--- In
cybalist@yahoogroups.com, "Torsten" <tgpedersen@...> wrote:
>
> --- In cybalist@yahoogroups.com, "Evelyn" <schofieldev@> wrote:
> >
> > > Otherwise, how about making the Igylliones wÄglarze
> > > http://pl.wikipedia.org/wiki/W%C4%99glarz_(zaw%C3%B3d)
> > > ie.
> > > http://en.wikipedia.org/wiki/Charcoal
> > > makers (why doesn't that profession have a name in English?)?
> > >
> >
> > But it does - collier.
>
> Aha - a Canadian linguist
>
> Well, Wikipedia hasn't connected them.
The problem probably is that English colliers, when coal mines opened, continued as coal miners, whereas elsewhere those professions are sen as separate. This means that English collier has a wider definition than
http://de.wikipedia.org/wiki/K%C3%B6hler
http://es.wikipedia.org/wiki/Carbonero_(ocupaci%C3%B3n)
http://pl.wikipedia.org/wiki/W%C4%99glarz_(zaw%C3%B3d)
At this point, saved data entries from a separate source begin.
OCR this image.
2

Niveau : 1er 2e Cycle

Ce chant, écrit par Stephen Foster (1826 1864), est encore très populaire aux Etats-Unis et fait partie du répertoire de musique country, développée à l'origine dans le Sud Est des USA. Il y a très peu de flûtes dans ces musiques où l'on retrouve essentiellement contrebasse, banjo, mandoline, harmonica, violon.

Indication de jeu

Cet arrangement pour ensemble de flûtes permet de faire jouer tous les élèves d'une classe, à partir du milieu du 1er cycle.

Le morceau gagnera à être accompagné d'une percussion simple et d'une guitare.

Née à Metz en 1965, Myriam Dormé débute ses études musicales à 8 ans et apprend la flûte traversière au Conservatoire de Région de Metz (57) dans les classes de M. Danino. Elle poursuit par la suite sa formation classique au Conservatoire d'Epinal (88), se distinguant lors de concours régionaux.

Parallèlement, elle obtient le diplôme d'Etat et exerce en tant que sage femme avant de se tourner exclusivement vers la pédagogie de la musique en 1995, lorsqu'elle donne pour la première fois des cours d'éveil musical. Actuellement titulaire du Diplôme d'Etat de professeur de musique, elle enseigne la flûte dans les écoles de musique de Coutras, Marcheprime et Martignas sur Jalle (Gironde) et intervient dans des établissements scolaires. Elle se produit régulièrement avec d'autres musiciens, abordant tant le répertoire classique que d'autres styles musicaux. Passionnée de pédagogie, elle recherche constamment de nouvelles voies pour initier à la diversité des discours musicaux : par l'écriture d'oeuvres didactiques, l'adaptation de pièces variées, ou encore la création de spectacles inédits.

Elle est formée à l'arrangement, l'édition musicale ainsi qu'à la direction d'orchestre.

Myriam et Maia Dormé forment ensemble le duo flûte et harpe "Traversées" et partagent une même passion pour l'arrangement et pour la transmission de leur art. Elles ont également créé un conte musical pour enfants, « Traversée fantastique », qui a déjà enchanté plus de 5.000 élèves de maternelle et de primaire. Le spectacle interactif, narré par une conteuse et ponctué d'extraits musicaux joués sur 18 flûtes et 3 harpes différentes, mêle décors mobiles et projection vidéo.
http://da.wikipedia.org/wiki/Kulsvier
etc.
The kulsviere in Denmark had an identity as a separate people, keeping to themselves in the forest (Sw. tattare, Da. tatere).
http://en.wikipedia.org/wiki/Norwegian_and_Swedish_Travellers
http://da.wikipedia.org/wiki/Tater
In the Danish equivalent of 'The three Musketeers', 'Gøngehøvdingen' by
http://en.wikipedia.org/wiki/Carit_Etlar
the right-hand man of the 'Gøinge Chief',
http://en.wikipedia.org/wiki/Svend_Poulsen_G%C3%B8nge,
Ib, was a tater. So was the female arch-villain, corresponding to Dumas' Milady, Kulsoen (the "Coal Sow"), cf.
http://danmarksrejsen.dk/naturperler/Stevns%20Klint/Den%20gode%20historie/
(and BTW, so was my great-great-grandmother).
''Vi dele, vi dele' skreg Kulsoen.'
A friend of me liked to quote that scene, where Svend Poulsen finally puts her on an ice floe which slowly drifts away into the night.